Azure Event Hub SDK Internals - Part 1 (Overview & Control Flow)
May 23, 2020
Azure Event Hub SDK Series
This post is part 1 of a series of posts on Azure Event Hub SDK for Dot NET.
- Azure Event Hub SDK Internals - Part 1 (Overview & Control Flow)
- Azure Event Hub SDK Internals - Part 2 (Partition Manager & Lease Management)
- Azure Event Hub SDK Internals - Part 3 (Pumping Data & AMQP Links)
Do you think there is more that I should cover or something I should fix ? Please raise an issue and let me know.
Azure Event Hubs is a big data streaming platform and event ingestion service.
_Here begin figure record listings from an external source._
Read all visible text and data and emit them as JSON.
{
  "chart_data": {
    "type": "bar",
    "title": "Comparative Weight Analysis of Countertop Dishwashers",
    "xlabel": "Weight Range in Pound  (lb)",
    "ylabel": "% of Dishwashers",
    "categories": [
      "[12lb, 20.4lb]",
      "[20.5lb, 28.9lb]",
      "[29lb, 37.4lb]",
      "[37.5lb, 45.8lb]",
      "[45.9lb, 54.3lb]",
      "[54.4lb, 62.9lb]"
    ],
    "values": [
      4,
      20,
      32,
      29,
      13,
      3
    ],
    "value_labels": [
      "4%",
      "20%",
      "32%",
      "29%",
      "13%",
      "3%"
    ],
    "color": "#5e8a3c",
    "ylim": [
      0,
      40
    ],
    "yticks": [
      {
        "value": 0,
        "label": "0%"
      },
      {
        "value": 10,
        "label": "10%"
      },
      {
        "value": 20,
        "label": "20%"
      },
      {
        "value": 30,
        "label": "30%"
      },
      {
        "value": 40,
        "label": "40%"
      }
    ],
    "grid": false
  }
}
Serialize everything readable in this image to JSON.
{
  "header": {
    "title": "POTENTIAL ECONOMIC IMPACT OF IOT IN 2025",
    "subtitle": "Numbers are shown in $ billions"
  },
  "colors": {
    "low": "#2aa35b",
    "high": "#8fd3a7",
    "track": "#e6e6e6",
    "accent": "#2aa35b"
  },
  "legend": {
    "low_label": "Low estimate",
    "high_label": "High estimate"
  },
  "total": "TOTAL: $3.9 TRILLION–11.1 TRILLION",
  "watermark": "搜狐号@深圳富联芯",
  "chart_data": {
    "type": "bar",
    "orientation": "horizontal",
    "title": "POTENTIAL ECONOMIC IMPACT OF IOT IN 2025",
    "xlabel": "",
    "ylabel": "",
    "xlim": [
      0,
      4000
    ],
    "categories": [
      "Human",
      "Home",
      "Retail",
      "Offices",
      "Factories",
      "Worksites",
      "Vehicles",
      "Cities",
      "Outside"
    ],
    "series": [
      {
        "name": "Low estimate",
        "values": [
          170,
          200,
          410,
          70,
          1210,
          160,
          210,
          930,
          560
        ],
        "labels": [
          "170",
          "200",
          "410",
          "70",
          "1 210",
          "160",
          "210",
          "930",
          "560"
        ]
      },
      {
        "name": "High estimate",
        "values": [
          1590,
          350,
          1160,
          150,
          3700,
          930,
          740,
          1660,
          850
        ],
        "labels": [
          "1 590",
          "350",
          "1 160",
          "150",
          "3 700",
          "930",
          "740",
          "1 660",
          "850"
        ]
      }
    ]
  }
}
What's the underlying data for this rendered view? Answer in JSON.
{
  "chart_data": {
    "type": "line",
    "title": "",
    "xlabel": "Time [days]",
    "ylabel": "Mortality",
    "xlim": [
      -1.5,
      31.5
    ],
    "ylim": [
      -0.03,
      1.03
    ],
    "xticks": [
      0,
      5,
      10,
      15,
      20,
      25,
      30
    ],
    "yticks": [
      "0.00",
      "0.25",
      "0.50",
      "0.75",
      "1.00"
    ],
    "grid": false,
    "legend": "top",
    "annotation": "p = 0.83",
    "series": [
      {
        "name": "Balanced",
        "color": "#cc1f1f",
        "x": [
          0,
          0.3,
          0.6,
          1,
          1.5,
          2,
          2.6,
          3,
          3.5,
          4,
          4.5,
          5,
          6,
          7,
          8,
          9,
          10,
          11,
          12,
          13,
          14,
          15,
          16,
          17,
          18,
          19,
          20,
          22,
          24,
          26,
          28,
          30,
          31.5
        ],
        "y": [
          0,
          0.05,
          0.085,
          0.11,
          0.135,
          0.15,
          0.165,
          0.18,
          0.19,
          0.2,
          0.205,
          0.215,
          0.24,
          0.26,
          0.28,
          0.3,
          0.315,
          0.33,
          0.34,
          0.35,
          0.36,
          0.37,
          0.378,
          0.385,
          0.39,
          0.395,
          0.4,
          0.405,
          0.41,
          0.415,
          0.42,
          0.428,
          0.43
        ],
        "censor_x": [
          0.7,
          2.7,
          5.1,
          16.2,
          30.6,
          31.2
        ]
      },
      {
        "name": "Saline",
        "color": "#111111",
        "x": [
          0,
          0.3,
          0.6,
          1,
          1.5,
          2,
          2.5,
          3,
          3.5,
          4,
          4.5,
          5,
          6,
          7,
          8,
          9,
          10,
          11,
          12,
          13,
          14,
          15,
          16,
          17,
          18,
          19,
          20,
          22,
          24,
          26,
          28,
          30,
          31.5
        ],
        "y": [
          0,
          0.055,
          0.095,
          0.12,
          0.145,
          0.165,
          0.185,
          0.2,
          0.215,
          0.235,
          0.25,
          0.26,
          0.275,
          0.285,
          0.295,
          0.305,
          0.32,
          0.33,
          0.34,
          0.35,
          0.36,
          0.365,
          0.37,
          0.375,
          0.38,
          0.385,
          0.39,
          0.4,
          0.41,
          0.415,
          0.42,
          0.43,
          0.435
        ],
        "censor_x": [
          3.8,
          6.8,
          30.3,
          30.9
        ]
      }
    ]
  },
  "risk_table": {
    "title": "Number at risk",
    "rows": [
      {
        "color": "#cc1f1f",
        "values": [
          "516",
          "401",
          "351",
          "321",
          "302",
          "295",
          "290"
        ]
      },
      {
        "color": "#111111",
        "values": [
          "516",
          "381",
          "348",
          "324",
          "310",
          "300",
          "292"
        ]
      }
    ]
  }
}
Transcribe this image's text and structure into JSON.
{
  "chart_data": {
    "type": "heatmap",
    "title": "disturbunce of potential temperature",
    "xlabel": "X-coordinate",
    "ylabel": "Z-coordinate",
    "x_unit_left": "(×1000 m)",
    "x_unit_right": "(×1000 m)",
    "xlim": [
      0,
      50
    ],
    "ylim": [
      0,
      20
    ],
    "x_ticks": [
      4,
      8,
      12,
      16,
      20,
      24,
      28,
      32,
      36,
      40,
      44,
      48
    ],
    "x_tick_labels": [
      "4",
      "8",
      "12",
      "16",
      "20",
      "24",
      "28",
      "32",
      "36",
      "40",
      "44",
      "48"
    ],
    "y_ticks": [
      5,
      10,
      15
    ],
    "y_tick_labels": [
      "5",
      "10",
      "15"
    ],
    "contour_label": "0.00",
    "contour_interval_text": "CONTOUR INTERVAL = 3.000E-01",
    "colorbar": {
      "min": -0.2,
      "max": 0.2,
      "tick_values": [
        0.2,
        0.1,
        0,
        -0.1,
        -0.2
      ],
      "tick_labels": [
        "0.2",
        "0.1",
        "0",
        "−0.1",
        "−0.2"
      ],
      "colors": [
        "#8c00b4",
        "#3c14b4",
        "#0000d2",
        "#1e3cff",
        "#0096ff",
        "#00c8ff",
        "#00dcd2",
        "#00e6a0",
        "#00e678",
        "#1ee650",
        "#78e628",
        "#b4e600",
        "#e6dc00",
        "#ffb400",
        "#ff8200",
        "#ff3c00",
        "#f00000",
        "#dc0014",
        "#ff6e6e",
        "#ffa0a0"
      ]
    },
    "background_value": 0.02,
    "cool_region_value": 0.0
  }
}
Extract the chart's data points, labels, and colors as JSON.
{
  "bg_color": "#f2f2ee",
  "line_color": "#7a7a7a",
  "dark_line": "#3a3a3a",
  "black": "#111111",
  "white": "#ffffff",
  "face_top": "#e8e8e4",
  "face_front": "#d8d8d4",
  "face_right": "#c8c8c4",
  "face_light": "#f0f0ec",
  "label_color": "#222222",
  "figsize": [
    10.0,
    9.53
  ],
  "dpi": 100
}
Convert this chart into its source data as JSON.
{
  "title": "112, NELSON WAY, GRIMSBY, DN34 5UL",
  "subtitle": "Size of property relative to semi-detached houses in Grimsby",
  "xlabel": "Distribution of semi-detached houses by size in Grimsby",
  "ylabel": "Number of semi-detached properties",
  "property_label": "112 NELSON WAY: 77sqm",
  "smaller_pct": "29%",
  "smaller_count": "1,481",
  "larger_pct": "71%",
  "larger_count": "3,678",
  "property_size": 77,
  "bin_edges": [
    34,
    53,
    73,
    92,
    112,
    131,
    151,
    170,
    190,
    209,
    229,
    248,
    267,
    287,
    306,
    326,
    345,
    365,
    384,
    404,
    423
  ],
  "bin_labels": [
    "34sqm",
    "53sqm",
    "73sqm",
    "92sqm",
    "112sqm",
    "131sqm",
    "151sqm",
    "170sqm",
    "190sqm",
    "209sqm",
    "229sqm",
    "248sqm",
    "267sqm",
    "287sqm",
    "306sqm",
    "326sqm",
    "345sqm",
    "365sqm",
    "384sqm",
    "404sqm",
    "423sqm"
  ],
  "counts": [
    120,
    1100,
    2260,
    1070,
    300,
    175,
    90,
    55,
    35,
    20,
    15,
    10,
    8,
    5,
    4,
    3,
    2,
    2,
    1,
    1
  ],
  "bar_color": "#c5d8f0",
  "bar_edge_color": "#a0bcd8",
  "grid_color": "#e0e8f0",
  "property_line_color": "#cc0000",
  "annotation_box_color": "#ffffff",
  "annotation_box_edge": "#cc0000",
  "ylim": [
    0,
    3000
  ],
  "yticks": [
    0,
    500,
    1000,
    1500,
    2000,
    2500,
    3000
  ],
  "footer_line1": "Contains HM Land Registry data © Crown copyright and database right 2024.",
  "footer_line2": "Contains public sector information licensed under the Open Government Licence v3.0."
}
It can receive and process millions of events per second. Data sent to an event hub can be transformed and stored by using any real-time analytics provider or batching/storage adapters. You can read more about Event Hubs here
The series focusses on Microsoft.Azure.EventHubs SDK - v4.2. This maps to Azure SDK for net commit Id 00d8f23cffe22afb0e574909039556d8ca891be9
Event processor
We will focus on the Event Hub Processor since that is the part which deals with checkpointing , leasing , etc.
There are 2 broad steps to receiving an event and we will dive into the details of each of the areas.
RegisterEventProcessorAsync - Initialization
Here is a typical code that you would use for registering an event processor.
var eventProcessorHost = new EventProcessorHost(
EventHubName,
PartitionReceiver.DefaultConsumerGroupName,
EventHubConnectionString,
StorageConnectionString,
StorageContainerName);
// Registers the Event Processor Host and starts receiving messages
await eventProcessorHost.RegisterEventProcessorAsync<SimpleEventProcessor>();
Here is what happens as a part of the registration.
- An Azure Storage CloudBlobClient is created with max execution time of 2 minutes.
- The PartitionManager is started which initializes the blob store.
- As a part of the initialization, first, it checks if the container exists.
- If not it will create the Azure blob container.
- Then it gets the run time information through an AMQP request to the Event Hub.
- The run time information has the partition count and partition ids.
- The response of the AMQP request looks like
-
It extracts the Partition Ids and then create the leases for each of the partitions.
- The blobs get created under
<containername>/$Default/<PartitonName>
-
The blob contents are
{ "Offset":null, "SequenceNumber":0, "PartitionId":"0", "Owner":"", "Token":"", "Epoch":0 }
- The blobs get created under
- Verify the checkpoint store exists. In this library checkpoints store is same as the lease store. So checkpoint operations turn into lease operations under the covers. Read the comment in the code here
- Similar to leases, it checks for the existence of checkpoints. Since it is the same as leases, it is marked as a no-op.
Initialization is now complete. Kicks off the run Async Processor and returns without waiting for RunAsync to complete
RegisterEventProcessorAsync - Run Async
As mentioned above, RunAsync part of the process is done asynchronously after RegisterEventProcessorAsync returns.
- The library checks the
$Default
blob directory and gets all the leases. -
It tries to renew downloaded leases
Then start the lease management process. As a part of lease management, the Partition Manager downloads the Lease Blob, rechecks, and then acquires the lease. Sets the owner to the current hostId uploads it back
For each Lease that is owned by the host, Partition Manager creates a Pump. The pump is responsible for querying the event hub for messages and pushing it to the subscriber
- Refresh the Blob again so that we get the latest and check the hostname and check its expiry.
- If everything looks alright we create the pump
- We open the Pump using Open Async
- Then pump fetches the lease blob and checks for offset.
- The pump keeps checking for messages and keeps pushing them to the Event Processor
Overall there are 3 sections in Azure Event Hub
- Partition Manager - This takes care of Lease Management & Creation of Pumps
- Event Hub Partition Pump - This is responsible for pushing the events to the Event Processor
- AMQPPartitionReceiver - This handles the AMQP side of things when receiving a message.